If September and November forecasts for revenue continue to rise, cuts might not be needed in the governor’s proposal.
But that’s a tall order given that the state needs to spend $1 billion to $2 billion to make a dent in education funding obligations per the so-called McCleary decision by the Supreme Court, Schumacher said.
And, he said, there are obligations for such things as employee pensions and health care for low-income residents, as well as pressure to provide teachers and state workers with a cost-of-living increase.
The June 13 directive stirred concern in some quarters of state government.
Corrections Secretary Bernie Warner shared the news with employees that it amounts to shaving $250 million in agency spending. It drew a sharp response from the largest union representing correctional employees.
“Cuts of this magnitude would likely mean more prison closures and the early release of prisoners into our community,” Tracey A. Thompson, secretary-treasurer of Teamsters Local 117, said in a statement “Public safety and the safety of correctional staff would be put at risk. We ought to allocate more resources to protect and retain prison staff, not make their jobs more difficult.”
Rep. Ross Hunter, D-Medina, the chief House budget writer and chairman of the Revenue Forecast Council, said that where prisons are concerned, such a deep cut can’t be done without shuttering facilities and releasing inmates.
“You can’t cut 15 percent out of (the) corrections budget and maintain anything close to a safe workplace, either safe for the inmates or safe for the staff,” he said. “To achieve that level of savings in corrections, you have to let a lot of people out. You have to shut down probably an entire facility, a large facility, to save that kind of money.”
Stephen Gehrke, a spokesman for the agency, said options will be prepared, though it’s too soon to know exactly what they might look like.
“Any cuts are inherently difficult, particularly given that the agency just went through a difficult round,” he wrote in an email. “Right now it’s important to keep in mind this is a contingency exercise and is just getting under way.”

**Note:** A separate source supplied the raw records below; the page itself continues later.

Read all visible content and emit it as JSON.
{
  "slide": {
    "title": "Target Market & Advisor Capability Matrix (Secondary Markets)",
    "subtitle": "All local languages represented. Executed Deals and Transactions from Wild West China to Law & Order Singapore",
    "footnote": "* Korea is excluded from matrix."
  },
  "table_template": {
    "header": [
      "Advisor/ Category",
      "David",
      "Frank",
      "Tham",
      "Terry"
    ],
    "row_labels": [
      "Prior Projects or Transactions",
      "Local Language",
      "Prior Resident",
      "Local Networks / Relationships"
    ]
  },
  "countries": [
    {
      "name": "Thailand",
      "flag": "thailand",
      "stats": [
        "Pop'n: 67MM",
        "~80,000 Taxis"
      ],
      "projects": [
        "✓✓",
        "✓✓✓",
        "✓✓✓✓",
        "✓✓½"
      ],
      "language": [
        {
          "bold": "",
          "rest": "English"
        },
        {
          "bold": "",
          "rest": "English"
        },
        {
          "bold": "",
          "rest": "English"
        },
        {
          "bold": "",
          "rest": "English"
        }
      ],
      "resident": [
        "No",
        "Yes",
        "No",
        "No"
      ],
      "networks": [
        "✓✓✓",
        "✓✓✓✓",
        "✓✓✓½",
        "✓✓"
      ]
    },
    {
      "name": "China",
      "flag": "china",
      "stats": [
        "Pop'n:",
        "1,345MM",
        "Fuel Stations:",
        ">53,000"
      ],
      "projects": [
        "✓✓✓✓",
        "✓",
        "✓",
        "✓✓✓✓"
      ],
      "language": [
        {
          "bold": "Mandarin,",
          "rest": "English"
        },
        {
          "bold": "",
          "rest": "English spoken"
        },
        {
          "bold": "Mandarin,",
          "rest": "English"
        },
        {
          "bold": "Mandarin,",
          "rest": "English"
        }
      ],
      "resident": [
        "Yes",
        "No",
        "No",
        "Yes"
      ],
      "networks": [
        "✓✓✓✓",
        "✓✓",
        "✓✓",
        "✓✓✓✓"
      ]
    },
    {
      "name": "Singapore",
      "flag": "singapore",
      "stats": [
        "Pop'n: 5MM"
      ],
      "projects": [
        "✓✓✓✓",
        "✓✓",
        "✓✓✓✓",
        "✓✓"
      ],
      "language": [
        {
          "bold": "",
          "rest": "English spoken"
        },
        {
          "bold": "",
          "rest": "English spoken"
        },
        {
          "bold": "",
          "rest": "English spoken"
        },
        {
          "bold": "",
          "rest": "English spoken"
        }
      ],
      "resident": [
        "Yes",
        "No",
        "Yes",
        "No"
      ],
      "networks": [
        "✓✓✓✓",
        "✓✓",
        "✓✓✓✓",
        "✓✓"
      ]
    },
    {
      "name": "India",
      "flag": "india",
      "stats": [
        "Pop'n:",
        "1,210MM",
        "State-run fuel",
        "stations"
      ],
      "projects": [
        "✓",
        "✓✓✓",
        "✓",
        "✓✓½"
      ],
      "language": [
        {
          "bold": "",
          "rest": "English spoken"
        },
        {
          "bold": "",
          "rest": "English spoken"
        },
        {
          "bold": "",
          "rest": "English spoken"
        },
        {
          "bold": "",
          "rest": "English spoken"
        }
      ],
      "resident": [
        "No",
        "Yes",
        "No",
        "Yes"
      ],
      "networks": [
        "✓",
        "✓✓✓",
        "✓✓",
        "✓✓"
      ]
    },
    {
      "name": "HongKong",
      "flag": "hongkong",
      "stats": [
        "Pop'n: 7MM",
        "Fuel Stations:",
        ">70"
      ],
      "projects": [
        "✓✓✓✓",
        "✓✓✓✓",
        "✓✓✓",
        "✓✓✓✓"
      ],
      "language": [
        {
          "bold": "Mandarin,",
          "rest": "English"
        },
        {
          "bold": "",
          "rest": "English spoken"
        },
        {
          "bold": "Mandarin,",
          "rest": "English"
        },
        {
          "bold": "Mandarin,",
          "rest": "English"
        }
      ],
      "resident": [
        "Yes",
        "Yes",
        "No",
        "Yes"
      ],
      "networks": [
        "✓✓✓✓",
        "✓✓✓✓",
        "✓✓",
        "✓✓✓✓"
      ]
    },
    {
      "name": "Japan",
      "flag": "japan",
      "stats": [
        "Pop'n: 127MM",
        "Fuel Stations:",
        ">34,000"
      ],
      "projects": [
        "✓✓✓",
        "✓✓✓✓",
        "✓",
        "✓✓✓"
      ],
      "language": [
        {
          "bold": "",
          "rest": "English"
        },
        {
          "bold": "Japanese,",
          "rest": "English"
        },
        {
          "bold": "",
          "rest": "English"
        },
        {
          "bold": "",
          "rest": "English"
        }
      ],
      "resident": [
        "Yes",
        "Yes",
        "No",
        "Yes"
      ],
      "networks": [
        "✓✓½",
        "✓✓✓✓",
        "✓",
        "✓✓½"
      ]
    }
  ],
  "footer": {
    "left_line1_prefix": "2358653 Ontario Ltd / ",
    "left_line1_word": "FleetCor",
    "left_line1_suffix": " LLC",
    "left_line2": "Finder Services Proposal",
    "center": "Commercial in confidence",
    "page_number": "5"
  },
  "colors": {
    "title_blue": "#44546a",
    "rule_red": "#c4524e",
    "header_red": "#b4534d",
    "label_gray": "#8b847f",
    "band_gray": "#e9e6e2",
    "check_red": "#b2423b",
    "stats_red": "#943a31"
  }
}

Marty Brown, executive director of the state Board of Community and Technical Colleges, said it would be “catastrophic” to the system of two-year higher education institutions.
A 15 percent reduction is about $92 million and would require a 24 percent tuition increase as an offset, he said.
But Brown, a former state budget director, said Schumacher is taking the right approach given the pressure to come up with money for the McCleary decision.
“I thought it was a prudent thing for them to do,” he said. “It’s a planning tool. It’s not a budget.”